We had waited for the relatively inexpensive 6-month renewal offer to come in the mail as the original trial subscription which came with the car neared expiration, and as recommended by several people here on this forum, then promptly mailed in a check in plenty of time before the deadline, but they cut us off anyway.
When we got home we checked and found that Sirius had indeed cashed the check a full week before the deadline, which is when they disconnected us, so they basically spent about a week simply stealing money from us.

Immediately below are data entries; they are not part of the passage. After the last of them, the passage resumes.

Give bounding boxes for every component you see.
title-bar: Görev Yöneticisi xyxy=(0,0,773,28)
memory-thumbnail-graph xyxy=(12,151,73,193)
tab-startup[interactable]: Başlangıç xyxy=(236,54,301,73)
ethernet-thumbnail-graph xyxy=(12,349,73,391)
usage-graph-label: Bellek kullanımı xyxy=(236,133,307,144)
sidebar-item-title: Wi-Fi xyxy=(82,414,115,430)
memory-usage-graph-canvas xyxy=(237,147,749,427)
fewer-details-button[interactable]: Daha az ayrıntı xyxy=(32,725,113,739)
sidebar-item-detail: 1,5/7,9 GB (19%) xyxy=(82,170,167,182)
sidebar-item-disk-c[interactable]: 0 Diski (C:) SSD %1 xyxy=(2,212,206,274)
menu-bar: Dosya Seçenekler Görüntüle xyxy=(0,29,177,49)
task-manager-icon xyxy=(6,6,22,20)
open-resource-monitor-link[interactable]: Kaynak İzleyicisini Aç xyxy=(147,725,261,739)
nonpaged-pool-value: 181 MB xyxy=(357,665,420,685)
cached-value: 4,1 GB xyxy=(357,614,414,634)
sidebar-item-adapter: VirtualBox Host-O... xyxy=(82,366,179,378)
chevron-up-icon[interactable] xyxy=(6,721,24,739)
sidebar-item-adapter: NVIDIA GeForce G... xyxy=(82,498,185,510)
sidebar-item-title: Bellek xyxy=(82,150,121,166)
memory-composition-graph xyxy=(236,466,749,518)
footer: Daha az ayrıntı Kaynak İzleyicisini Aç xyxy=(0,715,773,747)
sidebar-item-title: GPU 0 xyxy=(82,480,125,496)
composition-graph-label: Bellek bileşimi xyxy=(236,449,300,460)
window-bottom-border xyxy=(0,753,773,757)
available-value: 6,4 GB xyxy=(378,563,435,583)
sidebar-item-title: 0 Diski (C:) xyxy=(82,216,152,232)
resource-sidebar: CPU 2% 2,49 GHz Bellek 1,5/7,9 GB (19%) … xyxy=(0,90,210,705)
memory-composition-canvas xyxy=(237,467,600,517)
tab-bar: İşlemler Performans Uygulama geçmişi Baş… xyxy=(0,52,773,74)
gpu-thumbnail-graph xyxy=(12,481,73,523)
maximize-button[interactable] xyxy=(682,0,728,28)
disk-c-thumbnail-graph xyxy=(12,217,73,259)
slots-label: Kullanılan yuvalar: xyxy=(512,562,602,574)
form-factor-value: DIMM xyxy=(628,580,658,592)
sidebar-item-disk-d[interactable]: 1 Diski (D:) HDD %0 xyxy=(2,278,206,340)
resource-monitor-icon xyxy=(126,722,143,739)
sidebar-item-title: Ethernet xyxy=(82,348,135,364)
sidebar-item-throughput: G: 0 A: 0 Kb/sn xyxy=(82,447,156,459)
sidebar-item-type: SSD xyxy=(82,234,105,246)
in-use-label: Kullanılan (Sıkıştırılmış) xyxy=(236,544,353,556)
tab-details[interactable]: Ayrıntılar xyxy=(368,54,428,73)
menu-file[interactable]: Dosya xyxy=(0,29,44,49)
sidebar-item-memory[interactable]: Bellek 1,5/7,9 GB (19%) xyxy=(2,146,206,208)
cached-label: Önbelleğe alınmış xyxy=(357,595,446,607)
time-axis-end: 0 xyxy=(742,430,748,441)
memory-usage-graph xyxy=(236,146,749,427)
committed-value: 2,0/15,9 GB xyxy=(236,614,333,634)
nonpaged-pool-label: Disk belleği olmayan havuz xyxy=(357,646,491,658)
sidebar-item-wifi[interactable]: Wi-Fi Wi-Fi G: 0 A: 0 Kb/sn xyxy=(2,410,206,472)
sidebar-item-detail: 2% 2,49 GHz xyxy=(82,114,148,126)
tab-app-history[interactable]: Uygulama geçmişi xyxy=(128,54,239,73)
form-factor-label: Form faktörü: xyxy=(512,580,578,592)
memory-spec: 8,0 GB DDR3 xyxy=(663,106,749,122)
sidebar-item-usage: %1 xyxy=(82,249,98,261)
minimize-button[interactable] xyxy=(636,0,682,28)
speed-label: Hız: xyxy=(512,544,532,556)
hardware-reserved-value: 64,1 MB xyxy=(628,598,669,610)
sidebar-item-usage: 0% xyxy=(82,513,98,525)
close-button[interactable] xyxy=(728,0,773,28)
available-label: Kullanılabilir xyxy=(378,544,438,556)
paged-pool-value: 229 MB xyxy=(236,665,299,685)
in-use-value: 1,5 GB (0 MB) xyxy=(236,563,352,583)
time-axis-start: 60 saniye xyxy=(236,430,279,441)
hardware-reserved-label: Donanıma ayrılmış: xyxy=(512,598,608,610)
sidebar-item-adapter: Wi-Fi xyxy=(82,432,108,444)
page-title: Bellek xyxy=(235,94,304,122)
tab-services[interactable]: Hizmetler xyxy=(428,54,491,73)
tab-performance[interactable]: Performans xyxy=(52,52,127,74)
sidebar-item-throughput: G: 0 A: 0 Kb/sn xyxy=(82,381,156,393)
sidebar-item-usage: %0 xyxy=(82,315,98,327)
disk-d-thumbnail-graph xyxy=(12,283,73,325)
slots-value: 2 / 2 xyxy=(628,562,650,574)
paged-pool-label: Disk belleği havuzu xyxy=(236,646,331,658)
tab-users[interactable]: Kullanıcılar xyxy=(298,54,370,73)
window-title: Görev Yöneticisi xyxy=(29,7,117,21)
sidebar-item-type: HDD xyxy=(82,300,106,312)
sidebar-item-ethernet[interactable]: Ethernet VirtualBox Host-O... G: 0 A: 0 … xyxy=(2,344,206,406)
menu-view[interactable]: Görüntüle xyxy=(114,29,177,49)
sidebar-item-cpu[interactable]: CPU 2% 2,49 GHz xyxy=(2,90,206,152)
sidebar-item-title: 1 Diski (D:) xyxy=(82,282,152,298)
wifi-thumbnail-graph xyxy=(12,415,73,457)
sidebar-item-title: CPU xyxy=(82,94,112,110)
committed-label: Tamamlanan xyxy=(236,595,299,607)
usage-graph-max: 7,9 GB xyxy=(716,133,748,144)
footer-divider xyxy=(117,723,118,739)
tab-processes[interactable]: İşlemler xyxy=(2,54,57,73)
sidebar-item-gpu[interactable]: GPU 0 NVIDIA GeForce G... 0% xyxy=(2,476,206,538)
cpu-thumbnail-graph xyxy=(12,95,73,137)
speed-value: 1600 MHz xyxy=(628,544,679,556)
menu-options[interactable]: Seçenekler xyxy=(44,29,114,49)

We were able to get the issue sorted by phone, but not before having to firmly correct the on-script functionary who kept insisting the problem was our "fault" for letting the subscription "expire" and continually resisting our attempts to simply get reconnected for the cheaper subscription we had bought and for which they had accepted payment when they cashed the check.
He grudgingly moved from "we can't do it at that special price" because we had "let the subscription expire, to "well maybe I can swing it if you'll put a credit card on file with us", to finally just pushing the button and reconnecting. A process which, once begun, took all of 60 seconds. The entire argumentative and unpleasant phone call, which should have taken 2 minutes at most, lasted almost 10 minutes.
What they want, of course, is to badger you for a CC card number so they can hammer it for the full-freight subscription price for another 6 months if you forget (so easy to do) to cancel the subscription before it expires.
All in all, it's an aggressive and very disagreeable business model, but for people like us, who are miles from the nearest cellphone signals and any decent radio station reception, and who don't have big music libraries on disc or in some electronic device, they're really about the only game in town.
Here in the mountains, if we want to listen to the news at all (the BBC on Sirius isn't too bad, actually), or play a little music we're not familiar with as a change of pace, its Sirius or silence, and they know it.